While HAES recognises that breaking old habits can be extremely difficult—fighting self-destructive eating patterns in particular can be a huge challenge—it doesn’t always recognise that for some people, ‘health’ is a larger issue. For those of us with complex health problems, the reminder that we should be ‘healthy’ serves as another reminder of our role as social outsiders, because we are people who are not healthy, and will never be healthy, no matter how hard we try. We may not be able to eat intuitively, for a variety of reasons, and we may have difficulty exercising, but we still have value as human beings, and that must be part of a comprehensive fat acceptance movement—but where do we fit in within the HAES framework? How can we be accounted for in a radical social movement that at its roots still stresses ‘health’ and certain assumptions about health and bodies?

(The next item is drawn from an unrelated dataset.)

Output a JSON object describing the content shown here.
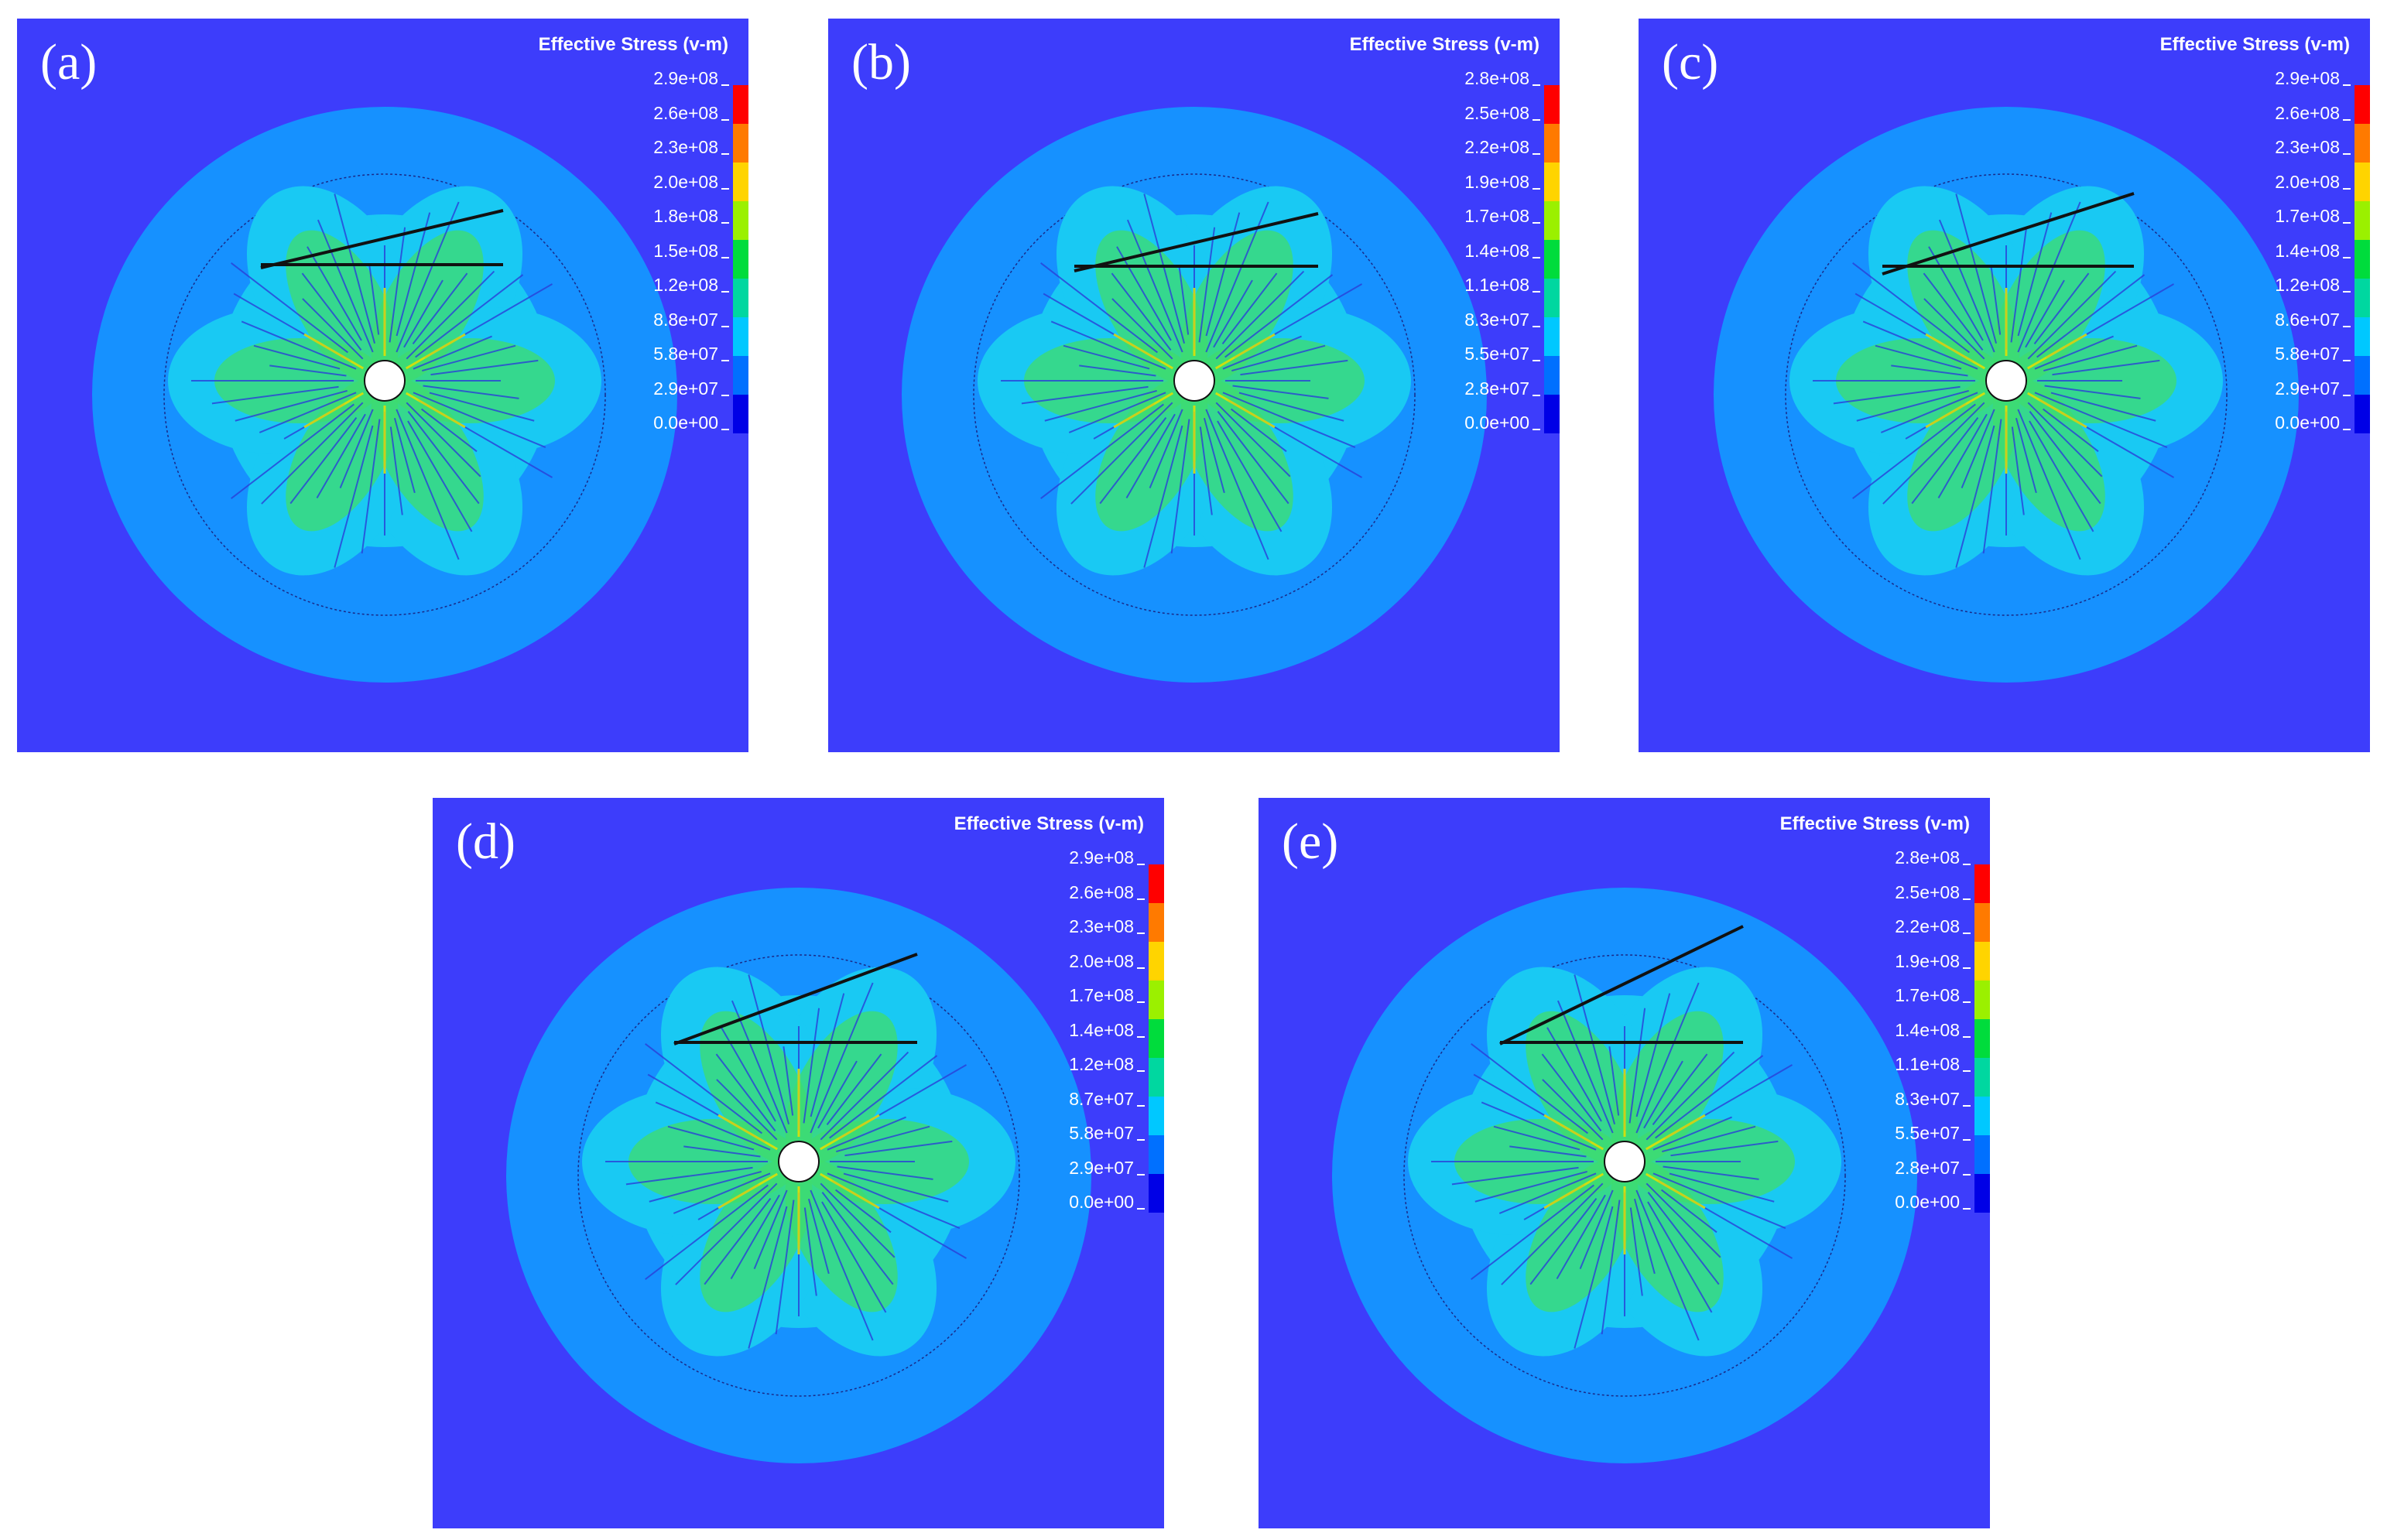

For those lying at the intersection of fatness and disability, HAES can sometimes be empowering. It can be the tool used to fight back against medical meddling, to develop more autonomy and freedom, to feel more comfortable in a body that does not always behave as desired. But for some of us, our relationship with the movement is more complex, because unintentionally or not, it reminds us of the social expectation that we be healthy and that we perform to certain standards: we must be healthy happy fatties, and we cannot diverge from this mission, or we will be letting the side down.
There is nothing wrong with being fat and unhealthy, whatever the reasons for your ill health, because you do not have an obligation to be healthy. Nor do you have an obligation to provide your good fatty credentials, your excellent cholesterol and fitness assessments and other evidence of being perfectly healthy but also fat. There is something wrong with not being able to access the level of health you want, and while I think this is what HAES is trying to push at, the movement doesn’t always quite get there. These subtleties and complexities require navigating careful ground, and I think many of those within the movement are working on that very ground, but sometimes, I need to take a step back from HAES, because sometimes, it reminds me yet again of the ways I don’t fit in.